Per AGENTS.md "Never mutate the host machine silently": the live-sync adapter writes to host-side state. Each write would be opt-in via the workspace's chosen mode (live / sync / forward / ignore) and would surface in the daemon's status output and the launch summary.

  • macOS Keychain writes. When an in-container refresh produces a new token, the adapter writes it back to the host Keychain via security add-generic-password -U so the host user's normal gh / claude workflow keeps working. The operator authorizes the write by enabling live mode for the axis; the daemon's status output would name every host write as it happens.

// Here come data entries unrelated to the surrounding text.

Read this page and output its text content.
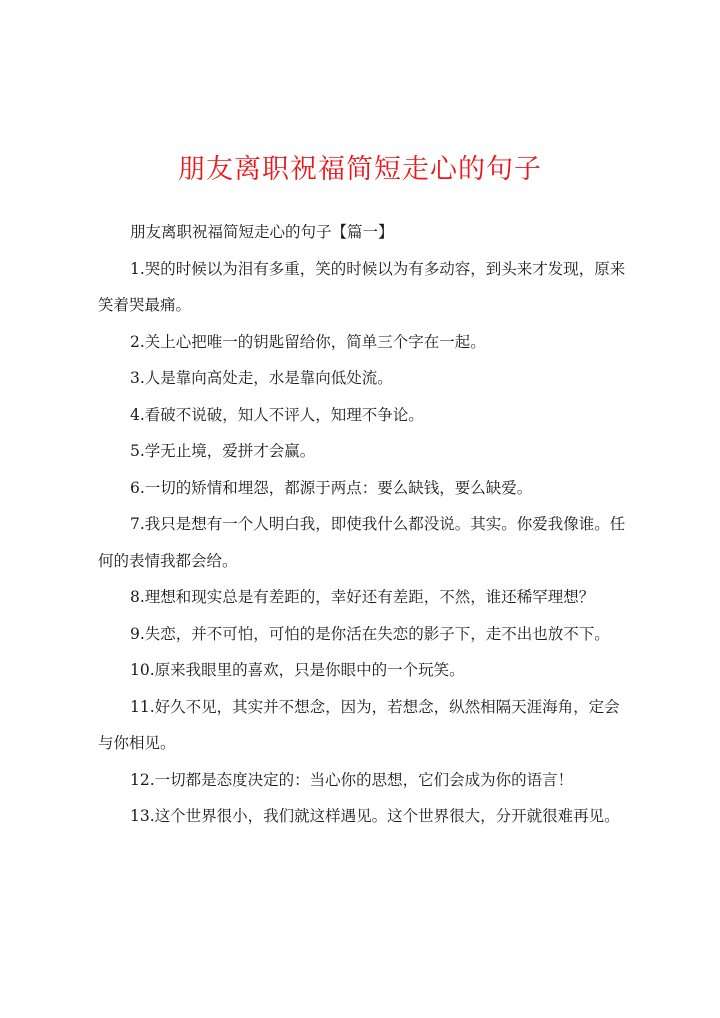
朋友离职祝福简短走心的句子

朋友离职祝福简短走心的句子【篇一】

1.哭的时候以为泪有多重，笑的时候以为有多动容，到头来才发现，原来笑着哭最痛。

2.关上心把唯一的钥匙留给你，简单三个字在一起。

3.人是靠向高处走，水是靠向低处流。

4.看破不说破，知人不评人，知理不争论。

5.学无止境，爱拼才会赢。

6.一切的矫情和埋怨，都源于两点：要么缺钱，要么缺爱。

7.我只是想有一个人明白我，即使我什么都没说。其实。你爱我像谁。任何的表情我都会给。

8.理想和现实总是有差距的，幸好还有差距，不然，谁还稀罕理想？

9.失恋，并不可怕，可怕的是你活在失恋的影子下，走不出也放不下。

10.原来我眼里的喜欢，只是你眼中的一个玩笑。

11.好久不见，其实并不想念，因为，若想念，纵然相隔天涯海角，定会与你相见。

12.一切都是态度决定的：当心你的思想，它们会成为你的语言！

13.这个世界很小，我们就这样遇见。这个世界很大，分开就很难再见。
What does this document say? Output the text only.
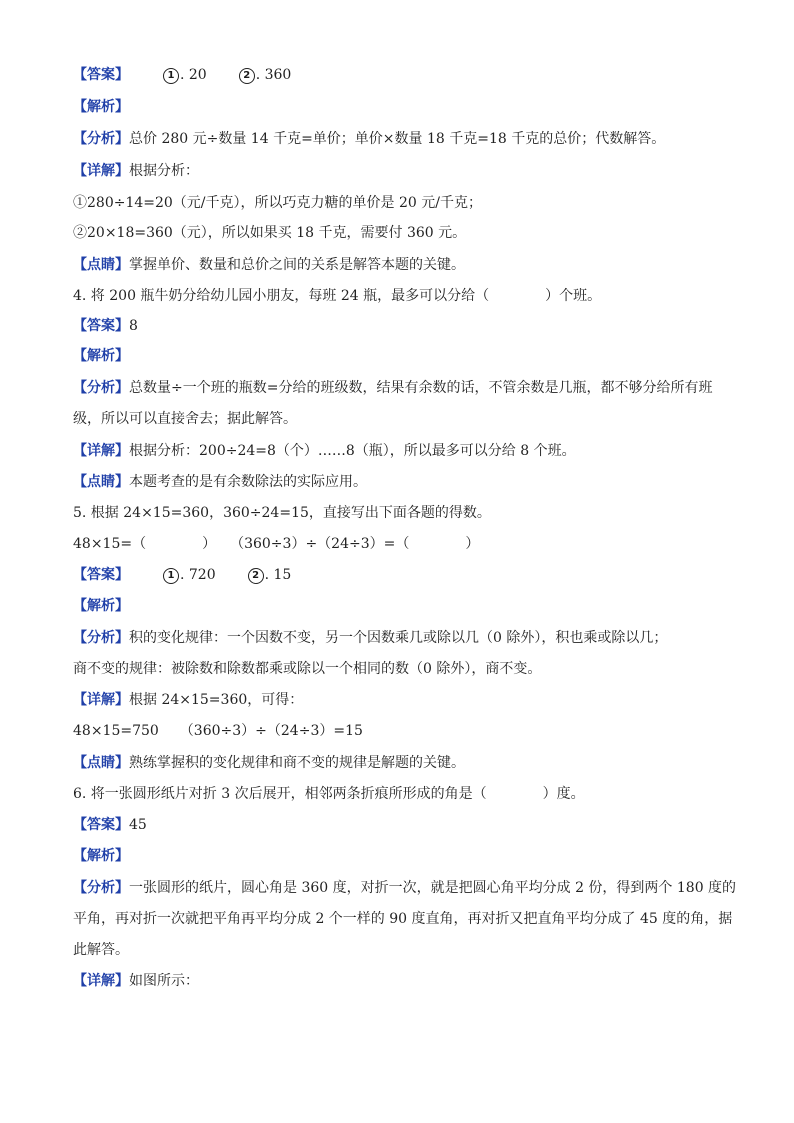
【答案】	1 . 20	2 . 360
【解析】
【分析】总价 280 元÷数量 14 千克=单价；单价×数量 18 千克=18 千克的总价；代数解答。
【详解】根据分析：
①280÷14=20（元/千克），所以巧克力糖的单价是 20 元/千克；
②20×18=360（元），所以如果买 18 千克，需要付 360 元。
【点睛】掌握单价、数量和总价之间的关系是解答本题的关键。
4. 将 200 瓶牛奶分给幼儿园小朋友，每班 24 瓶，最多可以分给（　　　　）个班。
【答案】8
【解析】
【分析】总数量÷一个班的瓶数=分给的班级数，结果有余数的话，不管余数是几瓶，都不够分给所有班
级，所以可以直接舍去；据此解答。
【详解】根据分析：200÷24=8（个）……8（瓶），所以最多可以分给 8 个班。
【点睛】本题考查的是有余数除法的实际应用。
5. 根据 24×15=360，360÷24=15，直接写出下面各题的得数。
48×15=（　　　　）　　（360÷3）÷（24÷3）=（　　　　）
【答案】	1 . 720	2 . 15
【解析】
【分析】积的变化规律：一个因数不变，另一个因数乘几或除以几（0 除外），积也乘或除以几；
商不变的规律：被除数和除数都乘或除以一个相同的数（0 除外），商不变。
【详解】根据 24×15=360，可得：
48×15=750　　（360÷3）÷（24÷3）=15
【点睛】熟练掌握积的变化规律和商不变的规律是解题的关键。
6. 将一张圆形纸片对折 3 次后展开，相邻两条折痕所形成的角是（　　　　）度。
【答案】45
【解析】
【分析】一张圆形的纸片，圆心角是 360 度，对折一次，就是把圆心角平均分成 2 份，得到两个 180 度的
平角，再对折一次就把平角再平均分成 2 个一样的 90 度直角，再对折又把直角平均分成了 45 度的角，据
此解答。
【详解】如图所示：
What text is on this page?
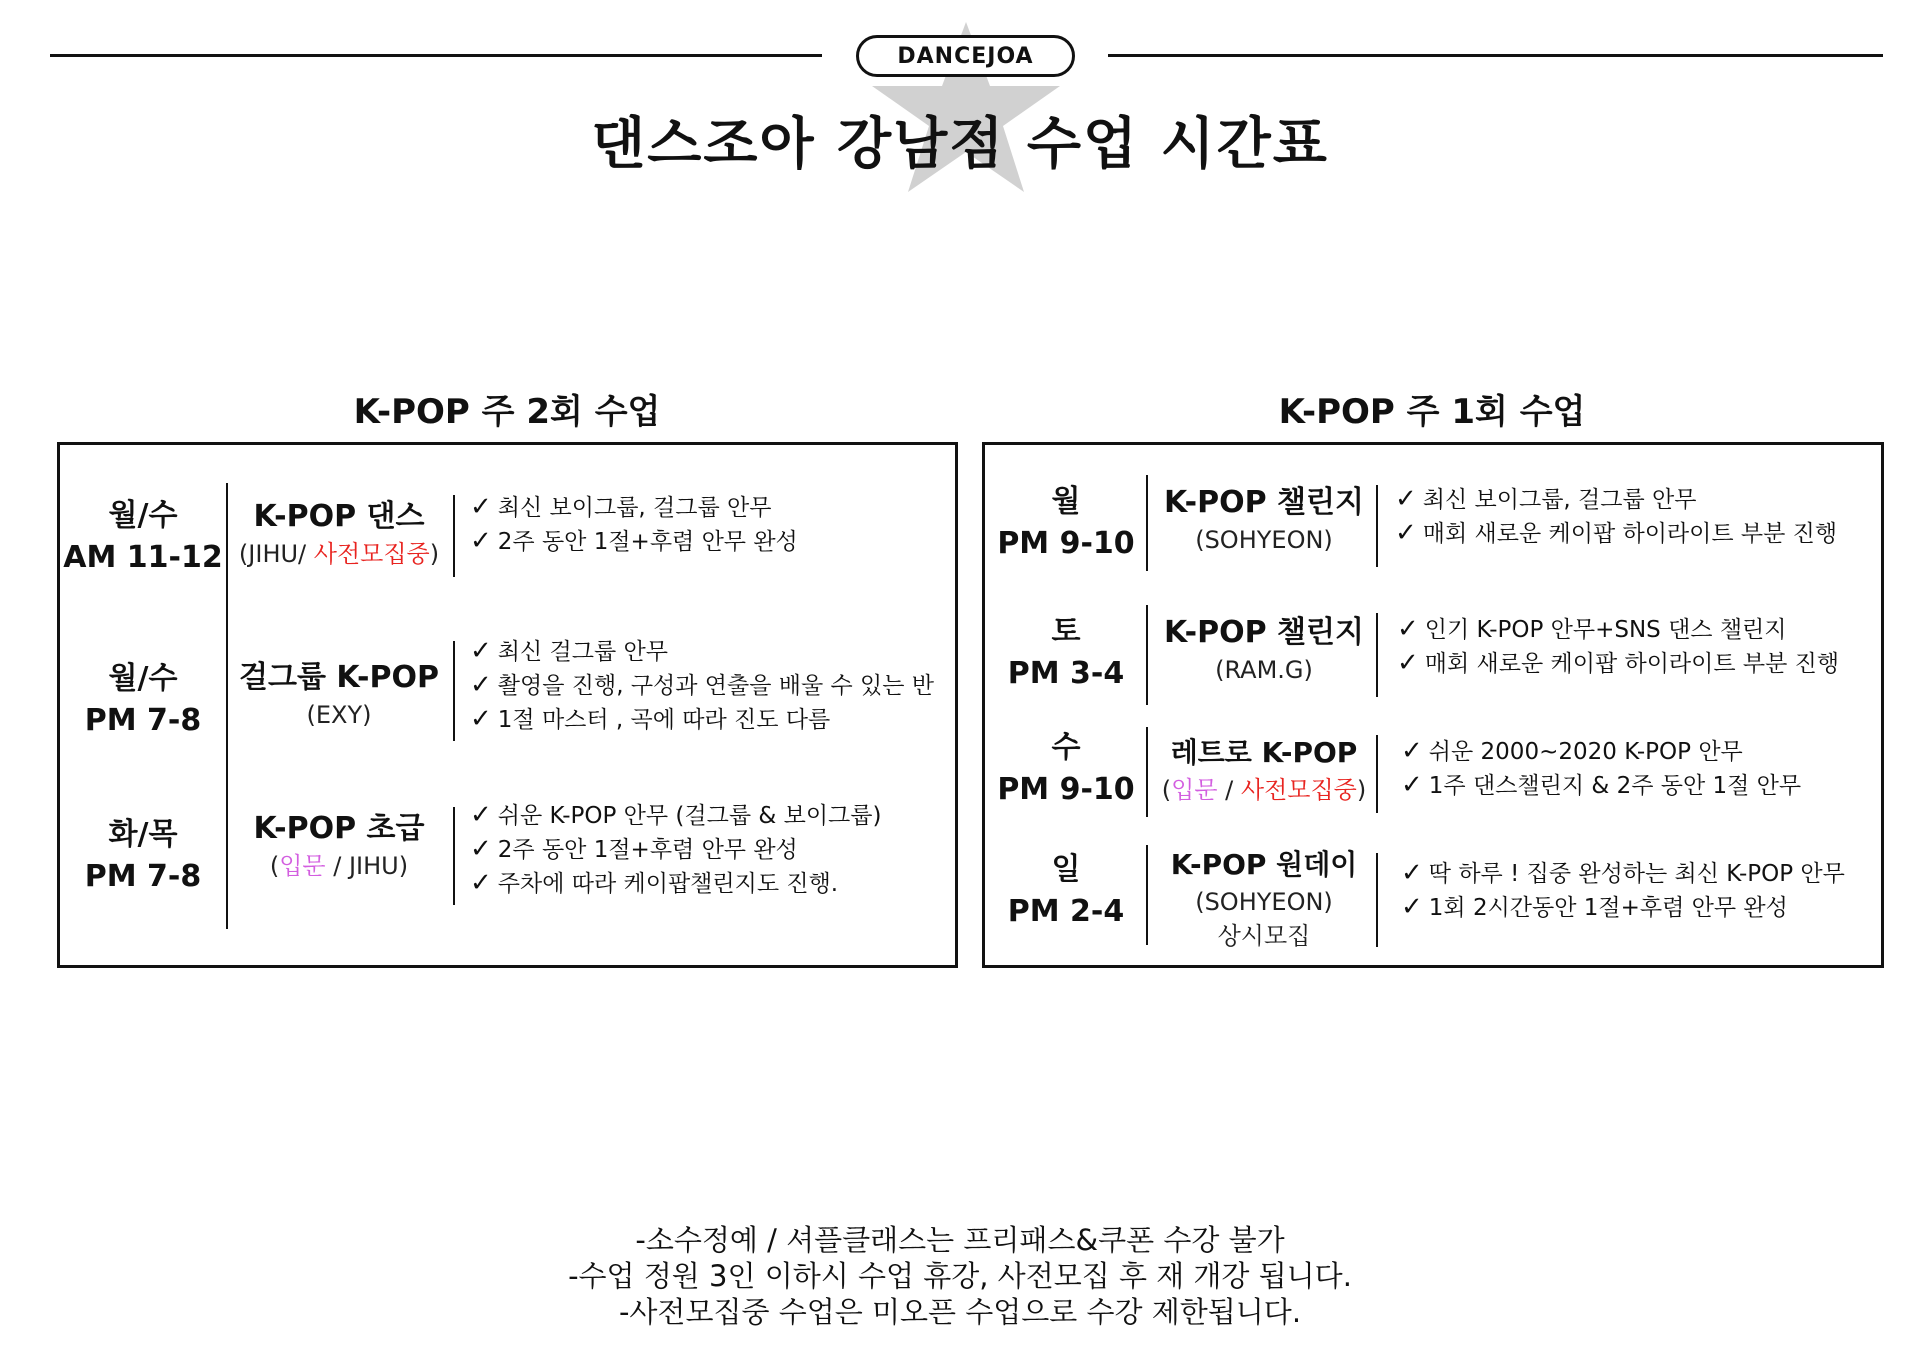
DANCEJOA
댄스조아 강남점 수업 시간표
K-POP 주 2회 수업
월/수
AM 11-12
K-POP 댄스
(JIHU/ 사전모집중)
✓ 최신 보이그룹, 걸그룹 안무
✓ 2주 동안 1절+후렴 안무 완성
월/수
PM 7-8
걸그룹 K-POP
(EXY)
✓ 최신 걸그룹 안무
✓ 촬영을 진행, 구성과 연출을 배울 수 있는 반
✓ 1절 마스터 , 곡에 따라 진도 다름
화/목
PM 7-8
K-POP 초급
(입문 / JIHU)
✓ 쉬운 K-POP 안무 (걸그룹 & 보이그룹)
✓ 2주 동안 1절+후렴 안무 완성
✓ 주차에 따라 케이팝챌린지도 진행.
K-POP 주 1회 수업
월
PM 9-10
K-POP 챌린지
(SOHYEON)
✓ 최신 보이그룹, 걸그룹 안무
✓ 매회 새로운 케이팝 하이라이트 부분 진행
토
PM 3-4
K-POP 챌린지
(RAM.G)
✓ 인기 K-POP 안무+SNS 댄스 챌린지
✓ 매회 새로운 케이팝 하이라이트 부분 진행
수
PM 9-10
레트로 K-POP
(입문 / 사전모집중)
✓ 쉬운 2000~2020 K-POP 안무
✓ 1주 댄스챌린지 & 2주 동안 1절 안무
일
PM 2-4
K-POP 원데이
(SOHYEON)
상시모집
✓ 딱 하루 ! 집중 완성하는 최신 K-POP 안무
✓ 1회 2시간동안 1절+후렴 안무 완성
-소수정예 / 셔플클래스는 프리패스&쿠폰 수강 불가
-수업 정원 3인 이하시 수업 휴강, 사전모집 후 재 개강 됩니다.
-사전모집중 수업은 미오픈 수업으로 수강 제한됩니다.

  • Plaintext shared-store writes. The adapter writes the current axis token to ~/.jackin/auth-shared/<axis>/<file> (atomic tmp+rename, flock-protected). Same opt-in contract: live mode is the only mode that produces these files; other modes leave the path empty.
  • No host repository / dotfile mutations. The adapter never touches ~/.gitconfig, ~/.ssh/, ~/.config/gh/hosts.yml outside the operator's own gh writes, or any user repo's .git/config. Read-only access to host source files (e.g. gh auth token) is fine; writes target only the Keychain entry the operator's host already owns and the jackin-private shared store.
  • Opt-out path. Switching the workspace or role to a non-live mode tears down the adapter for that axis and leaves host state at whatever the most-recent live-mode reconcile produced; no further writes occur.